The post does not answer 'How to Read a Novel'.
Most of the post is devoted to 'Why I think fiction is useful'.
The author's answer: vicarious learning.
Author answers how to maybe rank and choose a book: Book that provides recognizable experience of human decision making is better than book that does not.
Which is fine. But not 'How to Read a Novel'.
This is very true!
I felt like the writer didn't really get what novels are for, and it explains why he decided he's a better fit for non-fiction. He seemed to be explaining novel utility to a bunch of imaginary STEM grads.
Personally, I read for the metempsychosis. Like Zelig but with authors, a briefly shared subjectivity that shapes whatever I go back to when I put the book down.
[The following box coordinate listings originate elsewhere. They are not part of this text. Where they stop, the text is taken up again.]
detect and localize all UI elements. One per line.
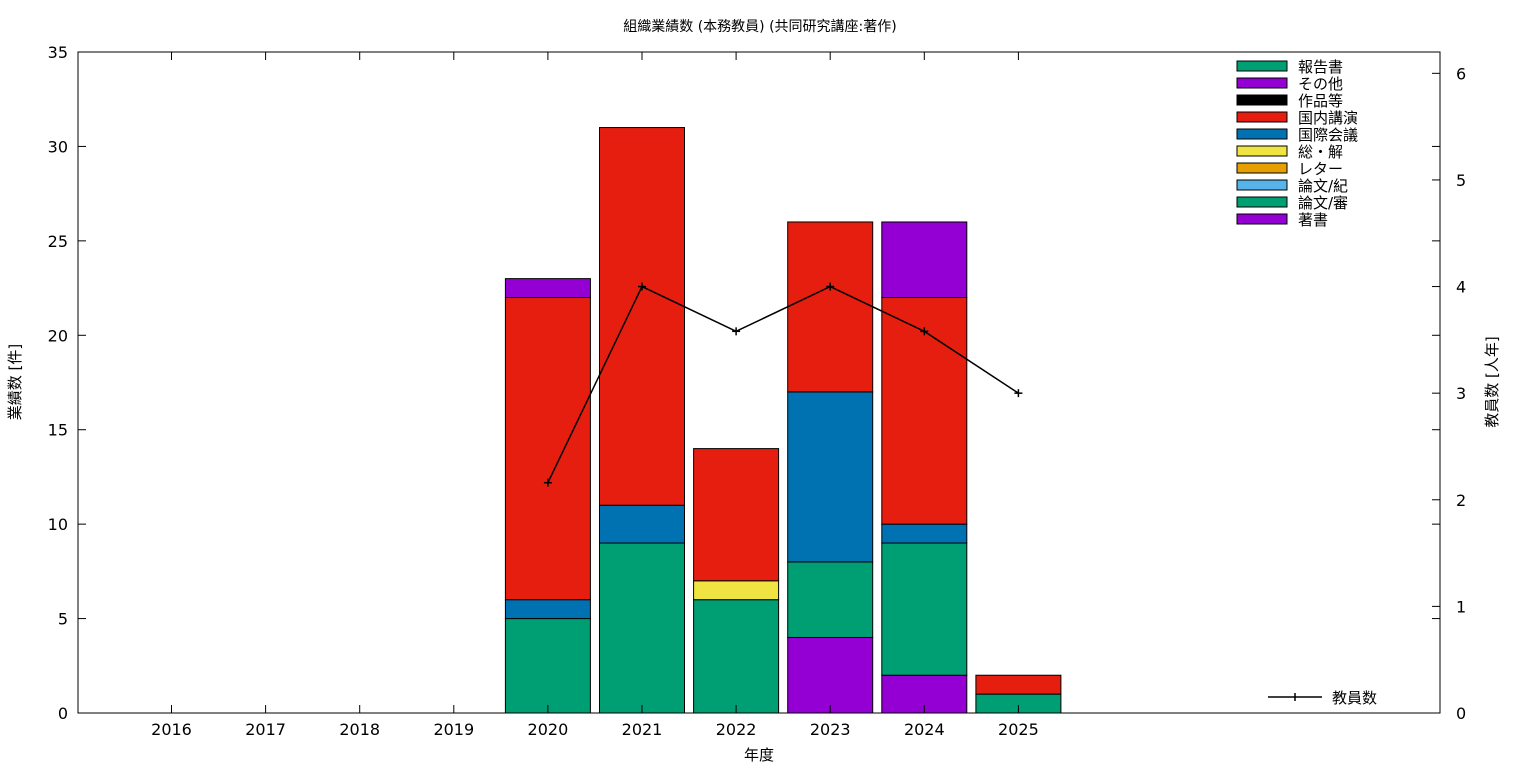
x-tick-label: 2020: [528, 720, 569, 739]
legend-swatch: [1236, 162, 1288, 174]
bar-segment: [693, 580, 780, 601]
legend-swatch: [1236, 179, 1288, 191]
legend-item: 報告書: [1236, 58, 1343, 76]
bar-segment: [881, 542, 968, 676]
legend-item: 総・解: [1236, 143, 1343, 161]
y2-tick-label: 0: [1456, 704, 1466, 723]
y-tick-label: 5: [58, 610, 68, 629]
legend-label: 作品等: [1298, 92, 1343, 110]
legend-label: レター: [1298, 160, 1343, 178]
line-point: [920, 327, 929, 336]
y-tick-label: 0: [58, 704, 68, 723]
y2-tick-label: 5: [1456, 171, 1466, 190]
legend-item: 作品等: [1236, 92, 1343, 110]
line-layer: [543, 282, 1023, 487]
legend-label: 総・解: [1298, 143, 1343, 161]
y2-tick-label: 3: [1456, 384, 1466, 403]
legend-swatch: [1236, 60, 1288, 72]
x-tick-label: 2018: [339, 720, 380, 739]
y-axis-label: 業績数 [件]: [6, 344, 24, 420]
bar-segment: [693, 599, 780, 714]
x-tick-label: 2024: [904, 720, 945, 739]
x-tick-label: 2016: [151, 720, 192, 739]
legend-label: 国際会議: [1298, 126, 1358, 144]
line-point: [1014, 389, 1023, 398]
y2-tick-label: 1: [1456, 597, 1466, 616]
y-tick-label: 20: [48, 326, 68, 345]
legend-swatch: [1236, 111, 1288, 123]
y-tick-label: 10: [48, 515, 68, 534]
legend-item: 論文/審: [1236, 194, 1348, 212]
x-tick-label: 2021: [622, 720, 663, 739]
line-legend: 教員数: [1268, 689, 1377, 707]
y-tick-label: 15: [48, 421, 68, 440]
legend-label: 論文/紀: [1298, 177, 1348, 195]
y2-axis-label: 教員数 [人年]: [1483, 336, 1501, 427]
legend-swatch: [1236, 196, 1288, 208]
bar-segment: [504, 618, 591, 714]
x-axis-label: 年度: [744, 746, 774, 764]
x-tick-label: 2022: [716, 720, 757, 739]
bar-segment: [504, 278, 591, 299]
bar-segment: [975, 674, 1062, 695]
y2-tick-label: 6: [1456, 64, 1466, 83]
line-legend-label: 教員数: [1332, 689, 1377, 707]
bar-segment: [693, 448, 780, 582]
bar-segment: [599, 542, 685, 714]
legend-item: 国内講演: [1236, 109, 1358, 127]
legend-item: 論文/紀: [1236, 177, 1348, 195]
y-tick-label: 30: [48, 137, 68, 156]
line-point: [732, 327, 741, 336]
bar-segment: [787, 391, 874, 563]
legend-label: 論文/審: [1298, 194, 1348, 212]
legend-swatch: [1236, 94, 1288, 106]
plot-frame: [77, 51, 1441, 714]
bar-segment: [787, 561, 874, 638]
x-tick-label: 2017: [245, 720, 286, 739]
y-axis: 0 5 10 15 20 25 30 35: [48, 43, 1440, 723]
x-axis: 2016 2017 2018 2019 2020 2021 2022 2023 2024 2025: [151, 52, 1039, 739]
legend-item: その他: [1236, 75, 1343, 93]
legend-label: 著書: [1298, 211, 1328, 229]
line-point: [826, 282, 835, 291]
line-series-path: [547, 285, 1019, 484]
x-tick-label: 2025: [998, 720, 1039, 739]
legend-swatch: [1236, 145, 1288, 157]
line-point: [638, 282, 646, 291]
bars: [504, 127, 1062, 714]
y-tick-label: 35: [48, 43, 68, 62]
y2-axis: 0 1 2 3 4 5 6: [1432, 64, 1466, 723]
legend-label: 国内講演: [1298, 109, 1358, 127]
legend-label: その他: [1298, 75, 1343, 93]
bar-segment: [504, 599, 591, 620]
legend-item: 著書: [1236, 211, 1328, 229]
y-tick-label: 25: [48, 232, 68, 251]
legend-swatch: [1236, 77, 1288, 89]
x-tick-label: 2023: [810, 720, 851, 739]
legend-swatch: [1236, 128, 1288, 140]
line-point: [543, 478, 552, 487]
bar-segment: [787, 221, 874, 393]
legend-swatch: [1236, 213, 1288, 225]
bar-segment: [881, 221, 968, 299]
bar-segment: [881, 523, 968, 544]
legend-item: 国際会議: [1236, 126, 1358, 144]
legend-item: レター: [1236, 160, 1343, 178]
legend-label: 報告書: [1298, 58, 1343, 76]
bar-segment: [787, 636, 874, 714]
bar-segment: [599, 127, 685, 506]
bar-segment: [504, 297, 591, 601]
bar-segment: [599, 504, 685, 544]
y2-tick-label: 4: [1456, 278, 1466, 297]
y2-tick-label: 2: [1456, 491, 1466, 510]
chart-title: 組織業績数 (本務教員) (共同研究講座:著作): [623, 19, 896, 35]
x-tick-label: 2019: [433, 720, 474, 739]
Reading novels helps me escape the tyranny of my own mind (just like reading history helps us escape the tyranny of our own time, as the man said). In a way I feel like the West meditates through novels.
This is why I mostly gave up to read anything on substack - articles there often have quite catchy titles but at the end they often are not related to article's contents.
How to read a novel, step one: pick up the book. Gaze upon the cover. What is the title? Is there imagery? Does the face include the author’s name, or any other text? Turn it edgewise, take in the spine - and then spare a glance for the back. What might be written on the pages beneath the cover?